Imagine somebody did a study of essential oils found in the South American mint genus Minthostachys, and they published a paper reporting a pulegone-dominated oil for Minthostachys glabrescens, a menthone-rich oil for M. verticillata, and a carvone-rich oil for M. mollis. Twenty years later, a taxonomist revises the genus and finds, for example, that the name M. glabrescens had for decades been misapplied to a completely wrong species (as per the type), and that the circumscription of M. mollis needed to be changed.

A new taxonomic treatment of the genus is published, and you might now, if you were interested in its ethnobotany, biochemistry or commercial exploitation, be interested in knowing how the old oil data relates to species as currently circumscribed. What those guys who did the oil study called glabrescens definitely wasn't true glabrescens, but what was it instead? Which currently accepted name applies to the sample that had the pulegone-rich oil?

If all there was in the oil paper were names and biochemical data you're stuck. This is where voucher specimens come in. For good scientific practice, the authors of that study should have deposited a herbarium specimen of each sample they analysed in an officially recognised and accessible research herbarium (the kind of institution serious enough to be listed in the Index Herbariorum), so that we can examine them even fifty years later and figure out what exactly it was that they had in their study.

So, in short: a voucher specimen is a herbarium / museum / biodiversity collection specimen that is cited in a publication to allow later scientists to verify the taxonomic affiliation of a sample used in a scientific study. It could be a dried and pressed plant, a needled insect, a fish skeleton or a stuffed bird; it could be connected to a morphological data set, a DNA sequence, a biochemical profile or a new species name. (In the latter case it would not be a mere voucher but a type. Although types are even more valuable, the principle is the same.)

Among biodiversity researchers the importance of vouchers is well understood. It is, or should be, virtually impossible to publish a study in a good botanical journal without citing a list of voucher specimens underlying your data either in a table, in an appendix, or as part of the paper's online supplement. And we are often rather exasperated that not all colleagues in related fields have the same approach. The biochemical example from above was chosen deliberately, as I have run into many essential oil or ethnobotanical studies that neglected to cite vouchers, meaning that their results are pretty much unreproducible and scientifically near worthless.
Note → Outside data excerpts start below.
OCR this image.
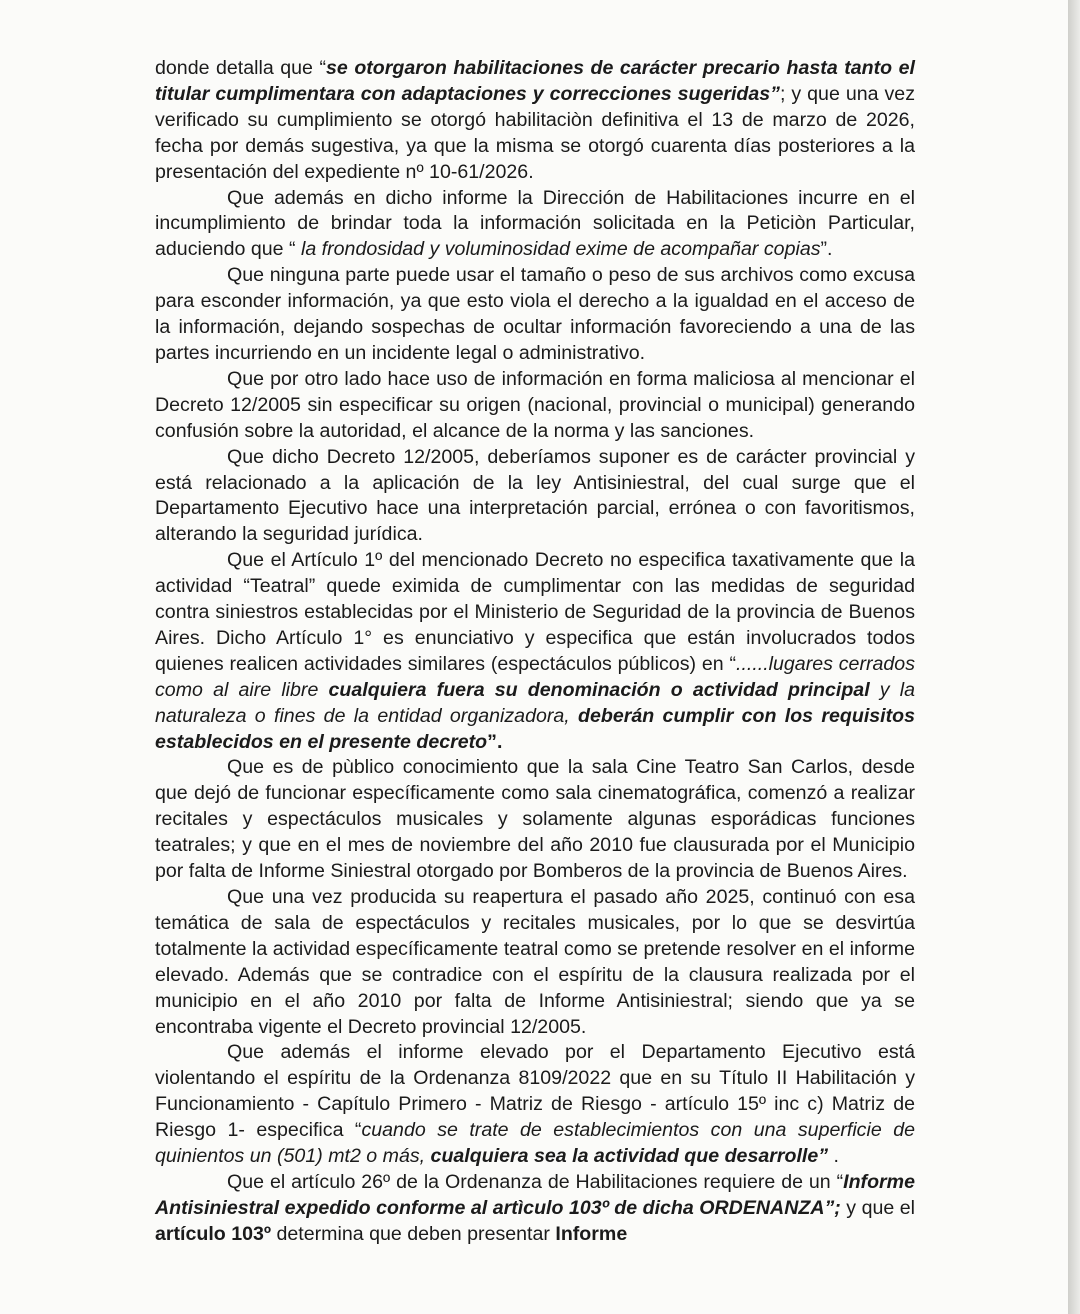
donde detalla que “se otorgaron habilitaciones de carácter precario hasta tanto el titular cumplimentara con adaptaciones y correcciones sugeridas”; y que una vez verificado su cumplimiento se otorgó habilitaciòn definitiva el 13 de marzo de 2026, fecha por demás sugestiva, ya que la misma se otorgó cuarenta días posteriores a la presentación del expediente nº 10-61/2026.

Que además en dicho informe la Dirección de Habilitaciones incurre en el incumplimiento de brindar toda la información solicitada en la Peticiòn Particular, aduciendo que “ la frondosidad y voluminosidad exime de acompañar copias”.

Que ninguna parte puede usar el tamaño o peso de sus archivos como excusa para esconder información, ya que esto viola el derecho a la igualdad en el acceso de la información, dejando sospechas de ocultar información favoreciendo a una de las partes incurriendo en un incidente legal o administrativo.

Que por otro lado hace uso de información en forma maliciosa al mencionar el Decreto 12/2005 sin especificar su origen (nacional, provincial o municipal) generando confusión sobre la autoridad, el alcance de la norma y las sanciones.

Que dicho Decreto 12/2005, deberíamos suponer es de carácter provincial y está relacionado a la aplicación de la ley Antisiniestral, del cual surge que el Departamento Ejecutivo hace una interpretación parcial, errónea o con favoritismos, alterando la seguridad jurídica.

Que el Artículo 1º del mencionado Decreto no especifica taxativamente que la actividad “Teatral” quede eximida de cumplimentar con las medidas de seguridad contra siniestros establecidas por el Ministerio de Seguridad de la provincia de Buenos Aires. Dicho Artículo 1° es enunciativo y especifica que están involucrados todos quienes realicen actividades similares (espectáculos públicos) en “......lugares cerrados como al aire libre cualquiera fuera su denominación o actividad principal y la naturaleza o fines de la entidad organizadora, deberán cumplir con los requisitos establecidos en el presente decreto”.

Que es de pùblico conocimiento que la sala Cine Teatro San Carlos, desde que dejó de funcionar específicamente como sala cinematográfica, comenzó a realizar recitales y espectáculos musicales y solamente algunas esporádicas funciones teatrales; y que en el mes de noviembre del año 2010 fue clausurada por el Municipio por falta de Informe Siniestral otorgado por Bomberos de la provincia de Buenos Aires.

Que una vez producida su reapertura el pasado año 2025, continuó con esa temática de sala de espectáculos y recitales musicales, por lo que se desvirtúa totalmente la actividad específicamente teatral como se pretende resolver en el informe elevado. Además que se contradice con el espíritu de la clausura realizada por el municipio en el año 2010 por falta de Informe Antisiniestral; siendo que ya se encontraba vigente el Decreto provincial 12/2005.

Que además el informe elevado por el Departamento Ejecutivo está violentando el espíritu de la Ordenanza 8109/2022 que en su Título II Habilitación y Funcionamiento - Capítulo Primero - Matriz de Riesgo - artículo 15º inc c) Matriz de Riesgo 1- especifica “cuando se trate de establecimientos con una superficie de quinientos un (501) mt2 o más, cualquiera sea la actividad que desarrolle” .

Que el artículo 26º de la Ordenanza de Habilitaciones requiere de un “Informe Antisiniestral expedido conforme al artìculo 103º de dicha ORDENANZA”; y que el artículo 103º determina que deben presentar Informe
That being said, however, I have started to wonder whether some colleagues don't go a bit overboard with this. The occasion is discussing a seed reference collection, about which several people have asked me "is it vouchered"? So the idea is, we can only use the seed samples that have a herbarium specimen as a reference somewhere.

But we are not talking here about biochemical data, a DNA sequence uploaded to GenBank, or a morphological description. The seeds themselves are biological specimens, aren't they? Can't they be their own voucher?

Granted, there may be many cases where only having the seeds is not good enough to narrow taxonomic affiliation down to species level. But is that really different in principle from a perfectly acceptable herbarium specimen of a flowering plant ... in a genus where you need fruits to identify to species?

So to me the point of a voucher is that it is a lasting, biological reference specimen for a piece of data. But a lasting biological specimen should not necessarily need another lasting biological specimen as its reference. In some cases it may be good enough to be a specimen in its own right. Or to look at it another way, there can be botanical specimens that are not dried and pressed whole plants.